Some celebrities will do anything to get their name and picture out in front of the public. Sometimes on purpose – and some times quite by accident.
It was an unexpected visitor to her owner’s backyard that thrust Kara – a copper-colored 50-pound solid pit bull who is the subject of Michelle Sathe’s book “Pit Stops II” – into the spotlight.
For the book, Kara traveled across the country with Sathe, who wrote about the response the friendly pittie received from people – focusing on breed discrimination and education. But the little chunk had one of her scariest experiences right in her own Canyon Country backyard.
“I was home and she and my other dogs were outside and I heard barking,” said Kyle Harris, Kara’s owner. “I went out there and thought they’d gotten my cat or something, but it was a rattlesnake. It was up against the side of my house; it had gotten through the gardener gate and was coiled and hissing and rattling with all of them surrounding it.”
Harris called the dogs into the house and thought they’d dodged a big bullet
“It was so fast, about 15 or 20 minutes later, Kara’s head swelled up like a helium balloon and her collar was choking her,” she said. “It was huge. I got her collar off and threw her in the car and drove to the emergency vet.”
When she got to the vet, she could tell it was serious by the flurry of paperwork and attention Kara got.
“They said she needed treatment right now, so $2,000 later, we got her stabilized and she went to our personal vet for two days.”
While she was in the hospital, Kara had visitors and her fans on Facebook overwhelmed Harris with concerned messages. The support was nice, but the surprise was huge.
“The thing that scares me is that it was too early this year,” Harris, who runs a pet care service, explained. “Because we had a warm winter, they (rattlesnakes) came out. I was caught completely off guard, I hadn’t gotten vaccines, nothing.”

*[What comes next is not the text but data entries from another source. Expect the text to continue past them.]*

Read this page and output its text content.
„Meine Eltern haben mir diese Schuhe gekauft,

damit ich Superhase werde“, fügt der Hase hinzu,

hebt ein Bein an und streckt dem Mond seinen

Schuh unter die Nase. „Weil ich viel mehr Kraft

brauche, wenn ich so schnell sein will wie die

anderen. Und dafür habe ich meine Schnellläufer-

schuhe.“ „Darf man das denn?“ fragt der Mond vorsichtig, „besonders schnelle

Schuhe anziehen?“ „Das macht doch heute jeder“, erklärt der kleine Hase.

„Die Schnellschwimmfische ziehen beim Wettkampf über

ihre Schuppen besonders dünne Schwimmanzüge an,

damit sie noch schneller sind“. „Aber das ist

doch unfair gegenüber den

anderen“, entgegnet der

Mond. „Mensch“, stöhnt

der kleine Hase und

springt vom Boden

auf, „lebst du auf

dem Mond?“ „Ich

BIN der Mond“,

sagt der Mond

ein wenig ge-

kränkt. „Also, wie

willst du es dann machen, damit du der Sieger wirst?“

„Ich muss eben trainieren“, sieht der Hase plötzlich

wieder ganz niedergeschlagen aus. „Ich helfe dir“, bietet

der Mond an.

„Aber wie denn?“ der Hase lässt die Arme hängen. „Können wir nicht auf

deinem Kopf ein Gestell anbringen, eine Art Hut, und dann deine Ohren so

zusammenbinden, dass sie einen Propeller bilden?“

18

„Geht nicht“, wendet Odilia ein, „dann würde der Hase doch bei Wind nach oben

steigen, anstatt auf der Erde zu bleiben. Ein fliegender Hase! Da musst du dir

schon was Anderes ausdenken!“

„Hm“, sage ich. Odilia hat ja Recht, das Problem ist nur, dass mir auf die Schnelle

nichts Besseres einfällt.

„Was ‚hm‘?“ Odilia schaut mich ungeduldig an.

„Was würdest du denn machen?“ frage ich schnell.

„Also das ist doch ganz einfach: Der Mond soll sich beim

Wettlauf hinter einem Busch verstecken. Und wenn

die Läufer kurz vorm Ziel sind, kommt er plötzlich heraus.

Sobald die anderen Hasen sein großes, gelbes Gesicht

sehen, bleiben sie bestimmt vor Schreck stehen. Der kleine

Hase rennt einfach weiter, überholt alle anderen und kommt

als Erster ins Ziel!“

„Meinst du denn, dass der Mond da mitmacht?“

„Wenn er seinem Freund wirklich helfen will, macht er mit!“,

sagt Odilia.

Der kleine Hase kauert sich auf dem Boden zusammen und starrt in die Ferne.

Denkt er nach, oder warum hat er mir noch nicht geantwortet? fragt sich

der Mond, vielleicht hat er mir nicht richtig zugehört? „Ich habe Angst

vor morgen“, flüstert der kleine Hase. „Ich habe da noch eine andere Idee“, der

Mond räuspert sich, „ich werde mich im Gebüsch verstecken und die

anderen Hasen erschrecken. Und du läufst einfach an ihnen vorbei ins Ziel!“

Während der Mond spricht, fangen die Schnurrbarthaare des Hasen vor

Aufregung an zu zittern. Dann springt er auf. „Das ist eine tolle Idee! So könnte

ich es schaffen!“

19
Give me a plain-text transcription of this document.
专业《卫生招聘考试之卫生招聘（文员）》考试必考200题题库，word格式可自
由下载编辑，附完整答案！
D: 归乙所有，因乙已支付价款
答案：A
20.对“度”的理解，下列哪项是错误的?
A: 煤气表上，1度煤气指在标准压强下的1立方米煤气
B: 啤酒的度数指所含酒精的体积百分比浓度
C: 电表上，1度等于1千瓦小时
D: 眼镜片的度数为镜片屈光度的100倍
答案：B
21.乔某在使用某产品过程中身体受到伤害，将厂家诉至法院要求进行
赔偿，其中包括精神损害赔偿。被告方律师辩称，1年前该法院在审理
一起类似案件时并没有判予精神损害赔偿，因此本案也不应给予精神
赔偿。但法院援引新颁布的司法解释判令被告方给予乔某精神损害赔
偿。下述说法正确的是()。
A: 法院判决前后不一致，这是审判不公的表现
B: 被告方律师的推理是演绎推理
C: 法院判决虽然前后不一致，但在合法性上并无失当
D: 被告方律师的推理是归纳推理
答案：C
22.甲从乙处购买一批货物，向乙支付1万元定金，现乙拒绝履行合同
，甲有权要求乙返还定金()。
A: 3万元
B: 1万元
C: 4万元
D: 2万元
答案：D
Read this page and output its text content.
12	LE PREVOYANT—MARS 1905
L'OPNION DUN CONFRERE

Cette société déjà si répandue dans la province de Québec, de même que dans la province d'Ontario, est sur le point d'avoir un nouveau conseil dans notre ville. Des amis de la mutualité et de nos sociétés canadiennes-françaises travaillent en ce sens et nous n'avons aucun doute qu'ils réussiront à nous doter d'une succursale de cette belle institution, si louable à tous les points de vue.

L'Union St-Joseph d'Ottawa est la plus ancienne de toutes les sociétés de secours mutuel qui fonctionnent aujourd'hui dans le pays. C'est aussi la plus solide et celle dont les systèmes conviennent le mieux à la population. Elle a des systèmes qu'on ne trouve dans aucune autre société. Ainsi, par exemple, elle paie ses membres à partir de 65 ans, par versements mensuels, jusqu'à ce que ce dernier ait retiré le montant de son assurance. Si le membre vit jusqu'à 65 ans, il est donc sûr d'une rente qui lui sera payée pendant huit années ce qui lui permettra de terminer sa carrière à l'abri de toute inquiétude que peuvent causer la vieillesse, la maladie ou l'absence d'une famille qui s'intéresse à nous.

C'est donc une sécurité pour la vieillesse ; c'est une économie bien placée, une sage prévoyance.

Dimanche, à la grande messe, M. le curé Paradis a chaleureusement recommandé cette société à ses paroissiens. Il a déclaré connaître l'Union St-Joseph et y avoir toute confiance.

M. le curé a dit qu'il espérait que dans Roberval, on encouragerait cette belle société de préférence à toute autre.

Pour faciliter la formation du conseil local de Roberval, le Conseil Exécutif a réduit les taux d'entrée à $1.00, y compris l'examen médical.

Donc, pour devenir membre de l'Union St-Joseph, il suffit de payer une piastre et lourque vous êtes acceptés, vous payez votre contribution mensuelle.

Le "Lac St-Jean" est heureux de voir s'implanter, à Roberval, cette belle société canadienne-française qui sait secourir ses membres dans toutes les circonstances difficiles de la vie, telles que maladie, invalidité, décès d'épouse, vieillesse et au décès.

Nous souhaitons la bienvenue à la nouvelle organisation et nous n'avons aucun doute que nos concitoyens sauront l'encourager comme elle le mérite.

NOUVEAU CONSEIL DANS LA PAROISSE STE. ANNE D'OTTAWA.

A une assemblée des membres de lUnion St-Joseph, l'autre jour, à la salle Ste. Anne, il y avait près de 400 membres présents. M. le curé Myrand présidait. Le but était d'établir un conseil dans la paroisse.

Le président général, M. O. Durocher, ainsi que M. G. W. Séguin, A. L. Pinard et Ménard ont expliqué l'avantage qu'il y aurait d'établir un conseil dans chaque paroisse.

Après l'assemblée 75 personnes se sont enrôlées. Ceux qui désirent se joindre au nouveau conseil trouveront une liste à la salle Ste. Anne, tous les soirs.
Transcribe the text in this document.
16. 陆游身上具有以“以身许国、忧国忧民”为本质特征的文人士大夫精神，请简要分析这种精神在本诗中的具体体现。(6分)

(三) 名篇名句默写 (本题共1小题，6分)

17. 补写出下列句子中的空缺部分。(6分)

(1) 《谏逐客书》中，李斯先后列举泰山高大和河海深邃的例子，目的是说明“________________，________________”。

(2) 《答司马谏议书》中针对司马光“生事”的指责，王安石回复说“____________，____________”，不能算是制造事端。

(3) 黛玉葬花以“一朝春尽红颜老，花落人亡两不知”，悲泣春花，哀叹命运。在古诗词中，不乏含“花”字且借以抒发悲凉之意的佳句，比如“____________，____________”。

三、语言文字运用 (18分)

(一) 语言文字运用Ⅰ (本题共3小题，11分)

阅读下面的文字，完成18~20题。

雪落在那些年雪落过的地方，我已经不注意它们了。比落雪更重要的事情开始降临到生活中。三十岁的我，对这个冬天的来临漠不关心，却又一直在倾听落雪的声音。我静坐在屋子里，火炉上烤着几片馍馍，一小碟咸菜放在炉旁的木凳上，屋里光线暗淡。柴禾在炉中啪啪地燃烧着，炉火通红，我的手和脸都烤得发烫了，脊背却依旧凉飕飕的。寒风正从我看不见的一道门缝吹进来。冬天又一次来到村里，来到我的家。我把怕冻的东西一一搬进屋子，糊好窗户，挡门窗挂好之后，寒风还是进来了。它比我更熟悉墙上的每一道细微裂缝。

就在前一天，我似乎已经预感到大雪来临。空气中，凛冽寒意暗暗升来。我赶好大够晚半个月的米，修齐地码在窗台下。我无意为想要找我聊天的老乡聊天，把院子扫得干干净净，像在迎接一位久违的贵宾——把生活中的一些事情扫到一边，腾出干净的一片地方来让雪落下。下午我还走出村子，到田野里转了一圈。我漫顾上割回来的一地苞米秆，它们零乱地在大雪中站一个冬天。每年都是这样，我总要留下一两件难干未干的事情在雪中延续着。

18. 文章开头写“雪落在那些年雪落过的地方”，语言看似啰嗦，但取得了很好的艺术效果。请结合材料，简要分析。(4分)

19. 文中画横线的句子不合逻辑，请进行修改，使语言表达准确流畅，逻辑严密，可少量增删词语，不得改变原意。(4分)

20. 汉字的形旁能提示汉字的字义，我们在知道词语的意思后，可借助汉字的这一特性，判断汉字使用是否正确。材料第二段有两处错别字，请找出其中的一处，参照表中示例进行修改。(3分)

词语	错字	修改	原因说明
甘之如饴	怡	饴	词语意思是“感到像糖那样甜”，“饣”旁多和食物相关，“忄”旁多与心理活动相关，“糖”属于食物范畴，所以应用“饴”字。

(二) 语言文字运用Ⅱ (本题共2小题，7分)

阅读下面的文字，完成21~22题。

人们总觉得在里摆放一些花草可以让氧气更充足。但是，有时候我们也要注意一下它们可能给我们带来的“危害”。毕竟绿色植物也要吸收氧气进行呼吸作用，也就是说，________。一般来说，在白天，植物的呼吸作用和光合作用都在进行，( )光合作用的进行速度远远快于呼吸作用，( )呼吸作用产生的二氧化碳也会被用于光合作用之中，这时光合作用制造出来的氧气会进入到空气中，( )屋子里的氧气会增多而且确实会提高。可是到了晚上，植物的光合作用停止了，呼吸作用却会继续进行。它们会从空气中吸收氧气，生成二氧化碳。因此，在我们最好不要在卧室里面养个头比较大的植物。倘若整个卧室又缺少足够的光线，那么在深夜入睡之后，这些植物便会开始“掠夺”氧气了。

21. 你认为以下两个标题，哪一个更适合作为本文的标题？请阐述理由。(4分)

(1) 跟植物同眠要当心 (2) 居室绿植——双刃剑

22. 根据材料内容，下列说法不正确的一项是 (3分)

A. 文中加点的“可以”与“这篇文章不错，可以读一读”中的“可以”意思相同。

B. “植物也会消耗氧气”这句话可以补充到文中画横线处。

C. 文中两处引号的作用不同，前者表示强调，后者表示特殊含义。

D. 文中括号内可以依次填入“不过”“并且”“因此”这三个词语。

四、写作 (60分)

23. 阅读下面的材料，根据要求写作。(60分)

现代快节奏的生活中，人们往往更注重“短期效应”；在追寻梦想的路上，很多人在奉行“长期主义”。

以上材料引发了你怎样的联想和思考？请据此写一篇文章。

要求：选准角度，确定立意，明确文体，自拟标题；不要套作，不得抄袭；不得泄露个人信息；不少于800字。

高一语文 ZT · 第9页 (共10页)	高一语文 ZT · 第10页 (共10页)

Vets told KHTS that they have seen a steady increase in rattlesnake incidents in the past few years and the unseasonable weather does play into the danger. The number of cases have doubled, even tripled in the last two years. One theory is construction has shaken up the snakes’ regular habitat, but the weather is the most likely culprit.
The SCV Quail and Upland Wildlife Federation sponsors “Snake Break” rattlesnake avoidance clinics for dogs, with classes starting this weekend and continuing through June.
The clinics offer owners the opportunity to train dogs to warn owners of a snake’s presence and stay away from danger. Training sessions are done by appointment and the cost is $65 per dog. For information, call (661) 297-0876 or visit their website at www.snakebreak.com.
Harris is an advocate for rattlesnake vaccines for animals because they can minimize the discomfort and damage a snake bite can cause.
“The vaccine makes it less severe, but it won’t cure it,” she explained. “If your dog is bit, they will still have to go to the vet, but you might get by with less of a treatment, but there’s no guarantees.”
Vials of rattlesnake anti-venom cost between $750 and $800; Kara needed two vials to fight off the poison injected into her face.
“Kara put her big fat face in there (toward the snake) and it bit her right on the snout. You can still see the fang marks on there,” she said. “The vet said ‘thank God it was in the face,’ the face is a good place to be bit, apparently. It’s far away from the organs and the appendages, if they get bit there, sometimes they have to amputate.”
Harris warned that you can’t let down your guard – her dog was bitten when she was home and they were in their own backyard, which faces a hillside, like many Canyon.Country homes do. Aside from the danger to the dog, the expense can be overwhelming.
“Even if you have pet insurance, it’s still going to be huge. And even if you have the vaccine, you may need one vial of anti-venom. Kara needed two,” she said. “That’s just the anti-venom, then there’s the steroids, the morphine for pain and all the other junk, antibiotics, fees for hospitalization.”
A low-cost vaccine clinic is scheduled Saturday, March 17, at Kriser’s, sponsored by Angel Dogs Foundation. Rattlesnake vaccines will be $15; other vaccinations will be offered and free microchipping will be done. Hours are 10 a.m. to 4 p.m.; Kriser’s is located at 24272 Valencia Boulevard, in the Kohl’s center.
“They say to get one vaccine if it’s a regular house dog and if you go hiking with your dog, they should get two different vaccines on a schedule,” Harris said.
In the meantime, Kara the Celebridog is healing nicely and is back to her usual playtime, being the affectionate chunk that Harris has grown to love.
“I’m just her person, that’s all, but I’m so proud,” she said.